Researchers from the Georgia Institute of Technology have created ACuRay™ (stands for standing for ACoustic micro-arRay), an acoustic sensor that can detect small amounts of mesothelin, a molecule associated with a number of cancers including mesothelioma. The device consists of an array of electrodes on the surface of a thin film of zinc oxide, which resonate, or vibrate, at a specific frequency when a current is applied, much like the quartz timing devices used in many clocks and watches.
To turn this array into a sensor, the Georgia Tech researchers coated the zinc oxide surface with mesothelin-specific antibodies generated in the lab of Ira Pastan, M.D., at the National Cancer Institute. These molecules are engineered versions of the antibodies the immune system creates to identify foreign intruders, such as microbial parasites. In this study, the researchers coated the sensor with antibodies for mesothelin, a cell-surface protein that is highly expressed in mesothelioma, ovarian cancer, pancreatic cancer and other malignancies.

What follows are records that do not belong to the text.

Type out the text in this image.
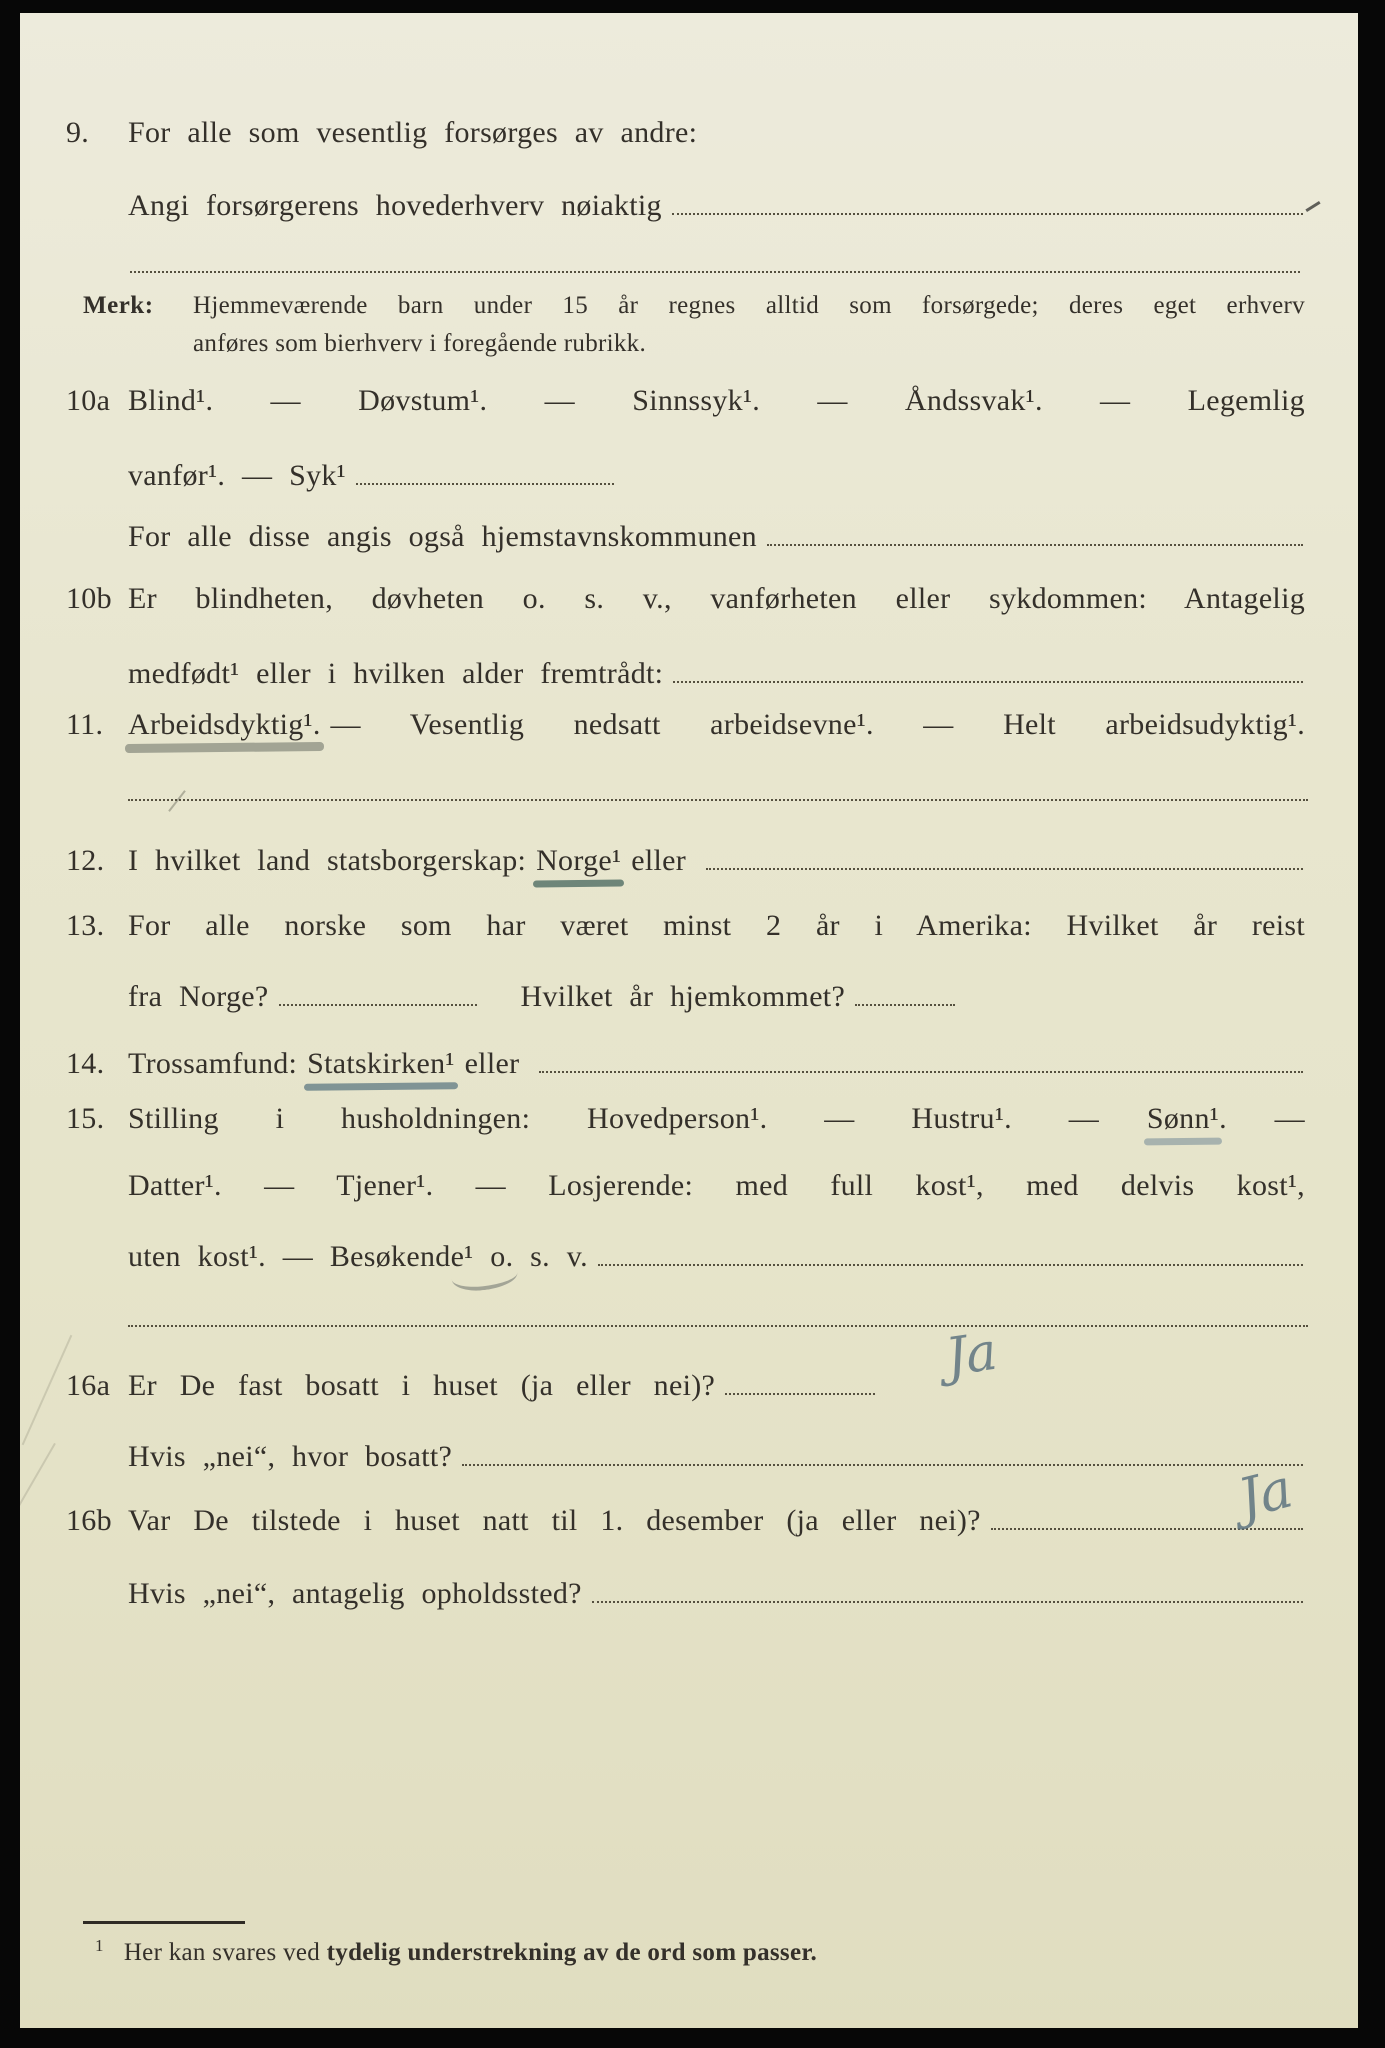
9.	For alle som vesentlig forsørges av andre:
Angi forsørgerens hovederhverv nøiaktig
Merk:	Hjemmeværende barn under 15 år regnes alltid som forsørgede; deres eget erhverv
anføres som bierhverv i foregående rubrikk.
10a Blind¹. — Døvstum¹. — Sinnssyk¹. — Åndssvak¹. — Legemlig
vanfør¹. — Syk¹
For alle disse angis også hjemstavnskommunen
10b Er blindheten, døvheten o. s. v., vanførheten eller sykdommen: Antagelig
medfødt¹ eller i hvilken alder fremtrådt:
11. Arbeidsdyktig¹. — Vesentlig nedsatt arbeidsevne¹. — Helt arbeidsudyktig¹.
12. I hvilket land statsborgerskap: Norge¹ eller
13. For alle norske som har været minst 2 år i Amerika: Hvilket år reist
fra Norge?	Hvilket år hjemkommet?
14. Trossamfund: Statskirken¹ eller
15. Stilling i husholdningen: Hovedperson¹. — Hustru¹. — Sønn¹. —
Datter¹. — Tjener¹. — Losjerende: med full kost¹, med delvis kost¹,
uten kost¹. — Besøkende¹ o. s. v.
16a Er De fast bosatt i huset (ja eller nei)?	Ja
Hvis „nei“, hvor bosatt?
16b Var De tilstede i huset natt til 1. desember (ja eller nei)?	Ja
Hvis „nei“, antagelig opholdssted?
$^1$ Her kan svares ved tydelig understrekning av de ord som passer.
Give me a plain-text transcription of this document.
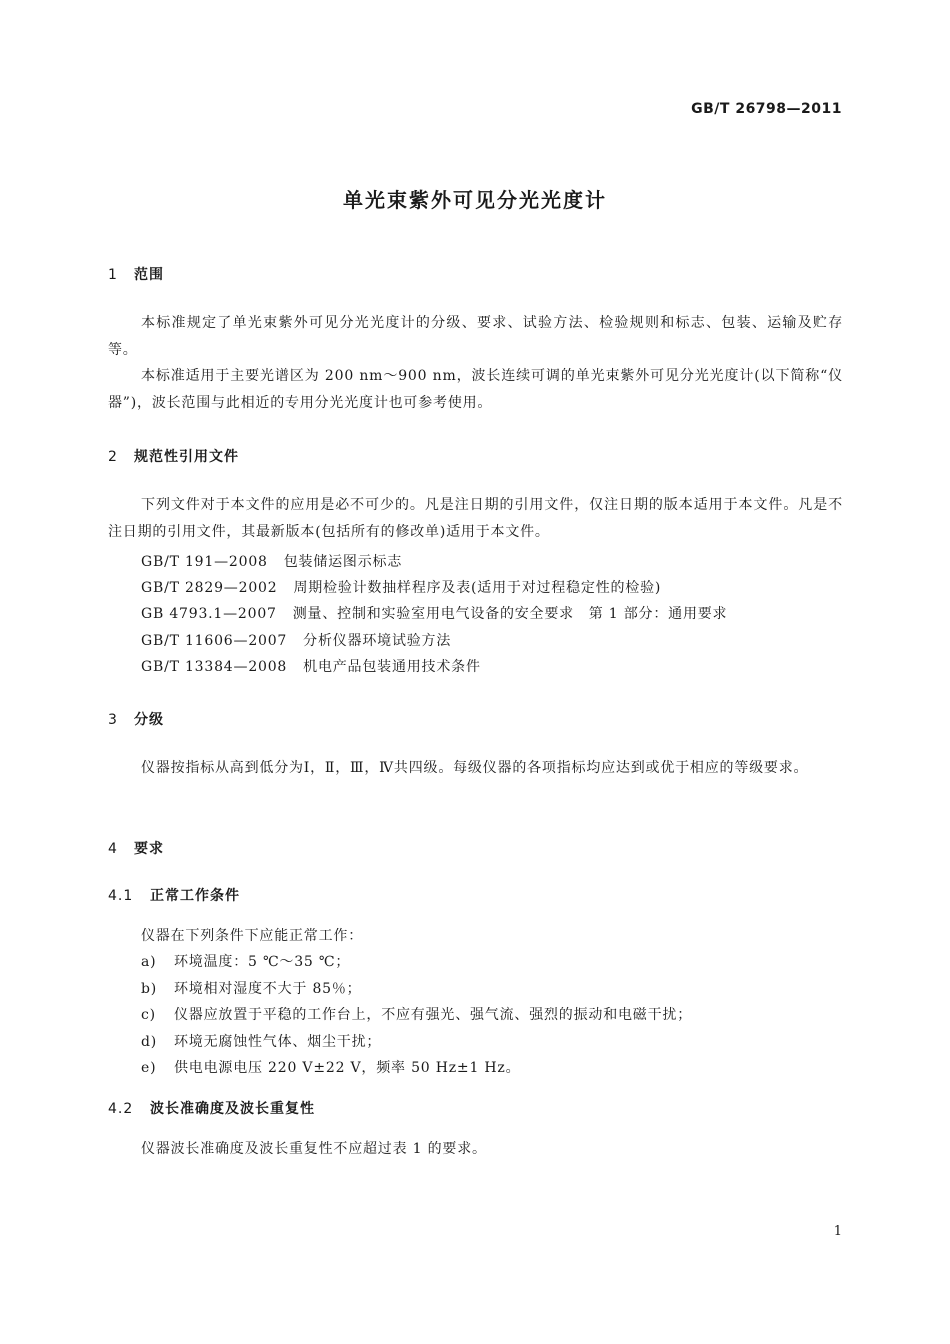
GB/T 26798—2011
单光束紫外可见分光光度计
1 范围

本标准规定了单光束紫外可见分光光度计的分级、要求、试验方法、检验规则和标志、包装、运输及贮存等。

本标准适用于主要光谱区为 200 nm～900 nm，波长连续可调的单光束紫外可见分光光度计(以下简称“仪器”)，波长范围与此相近的专用分光光度计也可参考使用。

2 规范性引用文件

下列文件对于本文件的应用是必不可少的。凡是注日期的引用文件，仅注日期的版本适用于本文件。凡是不注日期的引用文件，其最新版本(包括所有的修改单)适用于本文件。

GB/T 191—2008 包装储运图示标志
GB/T 2829—2002 周期检验计数抽样程序及表(适用于对过程稳定性的检验)
GB 4793.1—2007 测量、控制和实验室用电气设备的安全要求　第 1 部分：通用要求
GB/T 11606—2007 分析仪器环境试验方法
GB/T 13384—2008 机电产品包装通用技术条件
3 分级

仪器按指标从高到低分为Ⅰ，Ⅱ，Ⅲ，Ⅳ共四级。每级仪器的各项指标均应达到或优于相应的等级要求。

4 要求
4.1 正常工作条件
仪器在下列条件下应能正常工作：
a) 环境温度：5 ℃～35 ℃；
b) 环境相对湿度不大于 85％；
c) 仪器应放置于平稳的工作台上，不应有强光、强气流、强烈的振动和电磁干扰；
d) 环境无腐蚀性气体、烟尘干扰；
e) 供电电源电压 220 V±22 V，频率 50 Hz±1 Hz。
4.2 波长准确度及波长重复性
仪器波长准确度及波长重复性不应超过表 1 的要求。
1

When the mesothelin binds to an antibody, the added mass changes the frequency at which the acoustic wave passes between the electrodes on the surface of the device. The device is able to “hear” the pitch change due to nanomolar concentrations of mesothelin (just a few molecules amid billions) binding to antibodies on the chip. The technology has the potential of detecting biomarkers in even lower concentrations than those tested, Dickherber said.
The authors say that the sensor is built on a base of silicon, like a computer chip, and could be mass-produced using very well known and inexpensive microelectronic fabrication techniques and with further refinement, could readily lead to an inexpensive, ubiquitous technology for researchers, physicians and the clinical laboratory.